When we talk about a “lull agreement with Hamas,” the word “lull” isn’t the problem. Rather, the agreement with Hamas is the problem.
En route to the truce agreement, the government shattered the most important strategic advantage it possessed ever since Hamas came to power: The advantage of refusal. The refusal to engage in dialogue with Hamas, the refusal to recognize the legitimacy of its rule, the refusal to compromise with it, and the implied refusal to give Hamas international legitimacy.
This refusal had much power because it was premised on a moral worldview that even Israel’s critics adopted, either wholeheartedly or not: One does not get into the same bed with someone who in advance declares his intention to kick you out of that bed. One does not fall for the honey trap of appeasement deals with the devil.
The Israeli public was mistakenly presented with only two options – a massive military operation, or appeasement. There was a third way too: Ongoing blows delivered at terror centers and leaders.
In June 1940, Germany sought to embark on secret indirect talks with Britain. Winston Churchill rejected these feelers out of hand. If we embark on any kind of contacts, he warned, we shall quickly find ourselves on a slippery slope that would ultimately lead to acceptance of the evil Nazi regime, based on the argument that this is reality and that it “represents the Germans.” Churchill was not tempted, and saved civilization.
Yet the lesson of June 1940 is sometimes forgotten.
The State of Israel did not need Hamas’ recognition. We’re doing quite well without it, thank you. Hamas, at the current stage of its political development, desperately needed Israel’s recognition, as the doors to the family of nations were closed to it. Otherwise it would have forever remained outside the fence of the Arab mainstream, ostracized and rejected, just like al-Qaeda.
Hamas would have capitulatedIn the wake of al-Qaeda’s global terror campaign, international consensus emerged in respect to boycotting the organization: No one was talking to it, no one was looking to cut deals with it, and no one engaged in negotiations with it, either directly or indirectly. It was isolated, ostracized, and fought against.
The refusal strategy led to al-Qaeda’s decline, its significant weakening, and a gradual evaporation of the bewitching influence it had on hundreds of millions of Muslims. Its stock dropped considerably: At the end of the day, only few people are willing to be considered the friends of a pariah.

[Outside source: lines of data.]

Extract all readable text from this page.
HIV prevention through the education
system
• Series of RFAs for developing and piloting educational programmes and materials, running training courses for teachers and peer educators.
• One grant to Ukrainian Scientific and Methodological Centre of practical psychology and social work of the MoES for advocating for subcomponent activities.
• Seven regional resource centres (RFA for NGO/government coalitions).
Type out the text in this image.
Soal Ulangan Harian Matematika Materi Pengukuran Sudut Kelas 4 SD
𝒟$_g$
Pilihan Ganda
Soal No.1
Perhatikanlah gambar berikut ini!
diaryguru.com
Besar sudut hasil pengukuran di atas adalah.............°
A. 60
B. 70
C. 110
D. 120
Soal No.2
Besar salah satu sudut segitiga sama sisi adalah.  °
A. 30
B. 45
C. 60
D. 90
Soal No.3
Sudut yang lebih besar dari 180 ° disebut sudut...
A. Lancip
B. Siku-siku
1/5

Had Israel persisted in its refusal to recognize Hamas, the regime in Gaza would have collapsed or fundamentally changed. Yet surprisingly, Israel deserted the path of refusal a short time after it managed, through great efforts, to convince Europe, the United States, Russia, and the United Nations to establish a united refusal front. Yet Jerusalem was the first to cut out a window in the boycott wall.
Without making any diplomatic-ideological-strategic concession, Hamas was recognized by Israel as the legitimate master of the Gaza Strip, the authentic representative of the Palestinian people, and a partner for agreements of one kind or another.
This is a priceless gift for Hamas. Without it, it would have capitulated. Under the pressure exerted by the Palestinian and Arab street, in the absence of any military choice, and with a sense that the oxygen of its zealous rhetoric is running out, Hamas would have ended its attacks unilaterally, drafted a new charter, agreed to hand over Gilad Shalit to Egypt, and accepted the ultimate conditions presented by Israel and the international community for minimal recognition of it. We were within reach of this.
Yet it was not Hamas that capitulated. Israel capitulated.
And now we are left to hope that the Israeli government won’t repeat the same mistake in the north and refrain from engaging in “indirect” negotiations with Hizbullah on the matter of drawing the border between us and Lebanon.